Le coût des études supérieures est devenu le fer de lance de la FEF


BRUXELLES La Fédération des étudiants francophone (FEF) a entamé lundi une campagne de récolte de signatures sur les campus de la Communauté française afin d'inciter le gouvernement à réduire davantage les coûts directs et indirects des études. Cette campagne "Sauvez Wendy" (du nom d'une étudiante fictive représentative des difficultés économiques que rencontrent certains étudiants) sera ponctuée le 24 novembre d'une manifestation à Bruxelles devant le cabinet du ministre de l'Enseignement supérieur Jean-Claude Marcourt.
Le coût des études supérieures est devenu le fer de lance de la FEF, depuis la campagne ResPACT qui s'était traduite dans l'engagement du gouvernement de la Communauté française à réduire ces coûts.

Le matériel de cours et le logement sont les deux postes que le budget des étudiants éprouve le plus de difficultés à soutenir, selon des enquêtes locales menées sur les campus auprès de plus de 5.000 étudiants.
"Nous demandons maintenant au gouvernement qu'il respecte ses engagements", souligne Romain Gaudron, président de la FEF. Reconnaissant les difficultés budgétaires de la Communauté française, la FEF n'en insiste pas moins sur la nécessité d'une volonté politique pour agir sur l'enseignement supérieur, un domaine qui permettra aussi de sortir de la crise.

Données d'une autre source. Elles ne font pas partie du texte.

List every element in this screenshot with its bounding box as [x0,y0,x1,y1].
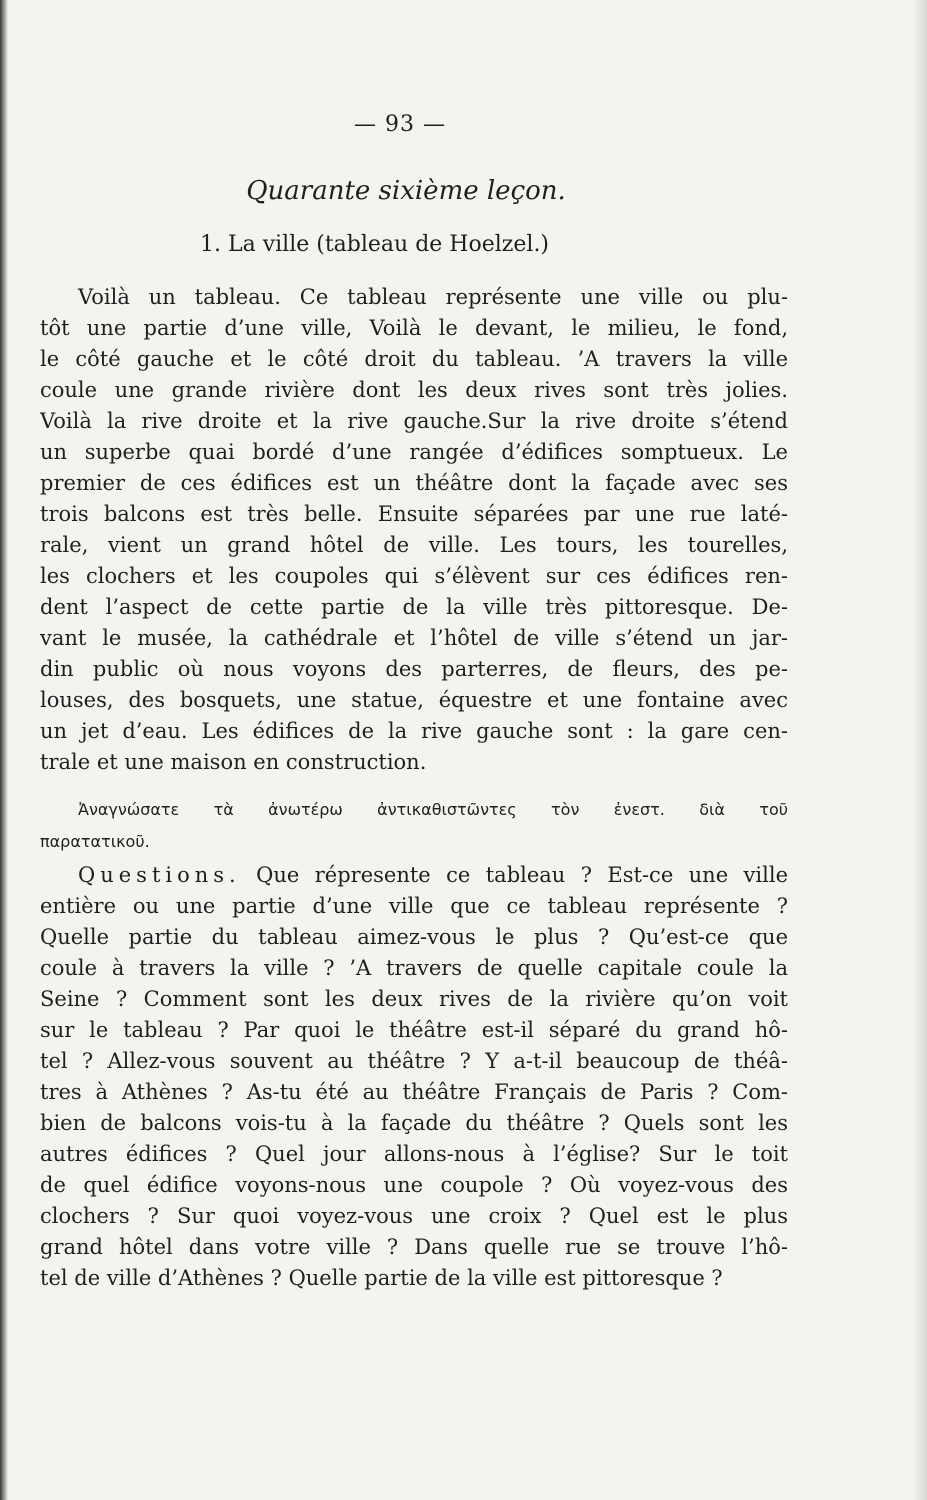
reading-line: les clochers et les coupoles qui s’élèvent sur ces édifices ren- [40,564,788,588]
questions-section [40,860,788,1294]
page-left-edge [0,0,8,1500]
question-line: Seine ? Comment sont les deux rives de la rivière qu’on voit [40,987,788,1011]
question-line: de quel édifice voyons-nous une coupole ? Où voyez-vous des [40,1173,788,1197]
question-line-first [40,860,788,891]
greek-line: Ἀναγνώσατε τὰ ἀνωτέρω ἀντικαθιστῶντες τὸν ἐνεστ. διὰ τοῦ [78,800,788,819]
reading-line: trois balcons est très belle. Ensuite séparées par une rue laté- [40,502,788,526]
question-line: tres à Athènes ? As-tu été au théâtre Français de Paris ? Com- [40,1080,788,1104]
question-line: tel ? Allez-vous souvent au théâtre ? Y a-t-il beaucoup de théâ- [40,1049,788,1073]
reading-line: dent l’aspect de cette partie de la ville très pittoresque. De- [40,595,788,619]
question-line: entière ou une partie d’une ville que ce tableau représente ? [40,894,788,918]
lesson-title: Quarante sixième leçon. [246,176,566,206]
question-line: bien de balcons vois-tu à la façade du théâtre ? Quels sont les [40,1111,788,1135]
question-first-text: Que répresente ce tableau ? Est-ce une ville [256,863,788,887]
page-number: — 93 — [354,112,446,137]
question-line: clochers ? Sur quoi voyez-vous une croix ? Quel est le plus [40,1204,788,1228]
reading-line: rale, vient un grand hôtel de ville. Les tours, les tourelles, [40,533,788,557]
reading-line: premier de ces édifices est un théâtre dont la façade avec ses [40,471,788,495]
reading-line: un jet d’eau. Les édifices de la rive gauche sont : la gare cen- [40,719,788,743]
question-line: autres édifices ? Quel jour allons-nous à l’église? Sur le toit [40,1142,788,1166]
question-line: sur le tableau ? Par quoi le théâtre est-il séparé du grand hô- [40,1018,788,1042]
reading-line: Voilà un tableau. Ce tableau représente une ville ou plu- [78,285,788,309]
question-line: Quelle partie du tableau aimez-vous le plus ? Qu’est-ce que [40,925,788,949]
reading-line: un superbe quai bordé d’une rangée d’édifices somptueux. Le [40,440,788,464]
reading-line: le côté gauche et le côté droit du tableau. ’A travers la ville [40,347,788,371]
reading-line: coule une grande rivière dont les deux rives sont très jolies. [40,378,788,402]
subtitle: 1. La ville (tableau de Hoelzel.) [200,232,550,257]
question-line: coule à travers la ville ? ’A travers de quelle capitale coule la [40,956,788,980]
question-line: grand hôtel dans votre ville ? Dans quelle rue se trouve l’hô- [40,1235,788,1259]
reading-line: trale et une maison en construction. [40,750,427,774]
reading-passage [40,282,788,778]
reading-line: din public où nous voyons des parterres, de fleurs, des pe- [40,657,788,681]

La FEF craint que le ministre Marcourt délaisse son portefeuille de l'enseignement supérieur au profit de ses compétences économiques régionales. "Pourtant, il suffirait de la moitié à peine du montant investi en perte dans un événement comme le Grand Prix de Francorchamps pour permettre la suppression du minerval des étudiants boursiers", relève la FEF.